More American records in the field events were set by Bruce McBarnette (45-49) in the high jump (1.93m/6-04); Robert Ward (75-79) in the discus (41.18m/135-01); Harriett Bloemker (75-79) in the javelin (22.54m/73-11.5); and 4 others in the weight throw—Jennifer Stephens (35-39) at 10.49m/34-05, Myrle Mensey (60-64) at 15.73m/51-07.75, Lillian Snaden (80-84) at 6.92m/22-08, and Ronald Summers (55-59) at 18.18m/57-07.75.
Two American 5,000-meter race walk-records were set by Shirley Dockstader (75-79) at 34:34.60 and John Starr (80-84) at 33:57.72.

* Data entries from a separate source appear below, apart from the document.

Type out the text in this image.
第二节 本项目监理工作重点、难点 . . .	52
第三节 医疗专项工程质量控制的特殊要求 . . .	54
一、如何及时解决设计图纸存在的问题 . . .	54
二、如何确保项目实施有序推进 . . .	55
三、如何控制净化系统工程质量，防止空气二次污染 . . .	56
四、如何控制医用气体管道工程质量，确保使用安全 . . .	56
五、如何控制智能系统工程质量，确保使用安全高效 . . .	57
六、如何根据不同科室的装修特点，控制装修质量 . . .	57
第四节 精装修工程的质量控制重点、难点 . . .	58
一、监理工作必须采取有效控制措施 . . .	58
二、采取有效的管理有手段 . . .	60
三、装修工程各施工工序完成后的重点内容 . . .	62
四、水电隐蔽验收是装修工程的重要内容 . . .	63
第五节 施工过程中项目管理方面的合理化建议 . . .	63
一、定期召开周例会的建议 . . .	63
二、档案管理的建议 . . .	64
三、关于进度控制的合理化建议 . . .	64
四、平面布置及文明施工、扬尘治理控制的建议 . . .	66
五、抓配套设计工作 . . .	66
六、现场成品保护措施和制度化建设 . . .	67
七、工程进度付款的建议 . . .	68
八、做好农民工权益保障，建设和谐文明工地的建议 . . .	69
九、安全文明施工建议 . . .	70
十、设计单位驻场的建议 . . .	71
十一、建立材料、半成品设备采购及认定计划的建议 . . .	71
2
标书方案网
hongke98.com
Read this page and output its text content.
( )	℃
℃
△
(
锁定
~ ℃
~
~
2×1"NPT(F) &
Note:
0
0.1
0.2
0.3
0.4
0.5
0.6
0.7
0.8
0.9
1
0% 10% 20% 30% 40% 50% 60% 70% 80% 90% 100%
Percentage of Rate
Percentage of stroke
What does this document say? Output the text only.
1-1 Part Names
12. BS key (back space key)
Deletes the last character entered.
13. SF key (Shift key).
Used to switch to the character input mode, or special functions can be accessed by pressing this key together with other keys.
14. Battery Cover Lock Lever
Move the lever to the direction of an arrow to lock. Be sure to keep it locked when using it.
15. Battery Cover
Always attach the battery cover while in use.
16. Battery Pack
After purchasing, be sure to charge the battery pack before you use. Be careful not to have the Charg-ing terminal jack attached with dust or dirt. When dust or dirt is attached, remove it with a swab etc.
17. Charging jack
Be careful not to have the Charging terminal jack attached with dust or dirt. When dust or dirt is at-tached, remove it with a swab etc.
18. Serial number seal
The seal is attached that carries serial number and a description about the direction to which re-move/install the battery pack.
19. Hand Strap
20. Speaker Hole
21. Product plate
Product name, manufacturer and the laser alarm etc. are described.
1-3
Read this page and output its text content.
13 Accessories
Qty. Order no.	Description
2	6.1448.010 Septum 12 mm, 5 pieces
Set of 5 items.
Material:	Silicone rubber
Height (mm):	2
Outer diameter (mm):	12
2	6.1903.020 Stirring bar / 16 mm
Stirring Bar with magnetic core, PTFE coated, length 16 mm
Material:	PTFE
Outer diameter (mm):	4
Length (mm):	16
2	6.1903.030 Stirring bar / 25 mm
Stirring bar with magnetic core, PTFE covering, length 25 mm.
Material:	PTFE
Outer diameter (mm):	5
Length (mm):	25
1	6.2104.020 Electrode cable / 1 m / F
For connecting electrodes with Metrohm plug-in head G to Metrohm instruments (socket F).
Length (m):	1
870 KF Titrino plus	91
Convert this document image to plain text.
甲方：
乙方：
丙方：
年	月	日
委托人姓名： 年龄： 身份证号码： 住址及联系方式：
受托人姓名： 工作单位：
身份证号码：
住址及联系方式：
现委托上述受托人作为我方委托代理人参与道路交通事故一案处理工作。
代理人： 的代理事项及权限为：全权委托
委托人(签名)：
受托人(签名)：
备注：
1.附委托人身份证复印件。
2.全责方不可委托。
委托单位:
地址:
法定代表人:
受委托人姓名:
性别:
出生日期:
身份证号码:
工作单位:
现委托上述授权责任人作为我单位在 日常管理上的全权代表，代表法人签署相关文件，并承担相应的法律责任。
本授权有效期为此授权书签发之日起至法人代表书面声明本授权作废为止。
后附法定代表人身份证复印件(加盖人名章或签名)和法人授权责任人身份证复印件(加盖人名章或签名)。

Kathryn (Kathy) Martin (55-59), who dominated last year’s meet while winning gold medals in the 800, 1,500, 5,000, 10,000 and 2,000-meter steeplechase, again won the 4 events she entered this year—the 1,500 (5:22.93), 5,000 (19:46.47), 10,000 (40:04.03) and the 2,000 steeplechase (8:26.86) She finished 5th overall in the steeple and 1st in her age group. Last year Martin set the American record in the steeple with an 8:23.20 clocking.
Among the non-record performances that caught my eye were Lonnie Hooker (45-49) in the 100 (10.93) and 200 (22.46); Bill Collins (55-59) in the 100 (11.56) and 400 (54.87); Steve Robbins (65-69) in the 100 (12.66); Antwon Dussett (30-34) in the 400 (47.17); Steve Gallegos (50-54) in the 800 (2:10.70) and 1,500 (4:22.47); Christine Olen (40-44) in the 1,500 (4:45.98); Jan Frisby (M65-69) in the 1,500 (5:09.25) and 5,000 (19:20.54); and Tom Bernhard (55-59) in the 5,000 (17:06.84).
Others were Richard Cochran (70-74) in the discus (47.79m), Cochran won the bronze medal at the 1960 Rome Olympics; and Ed Burke (65-69) in the hammer (50.62), Burke was a 3-time Olympian and flag bearer for the United States team at the Opening Ceremony of the 1984 Los Angeles Olympics.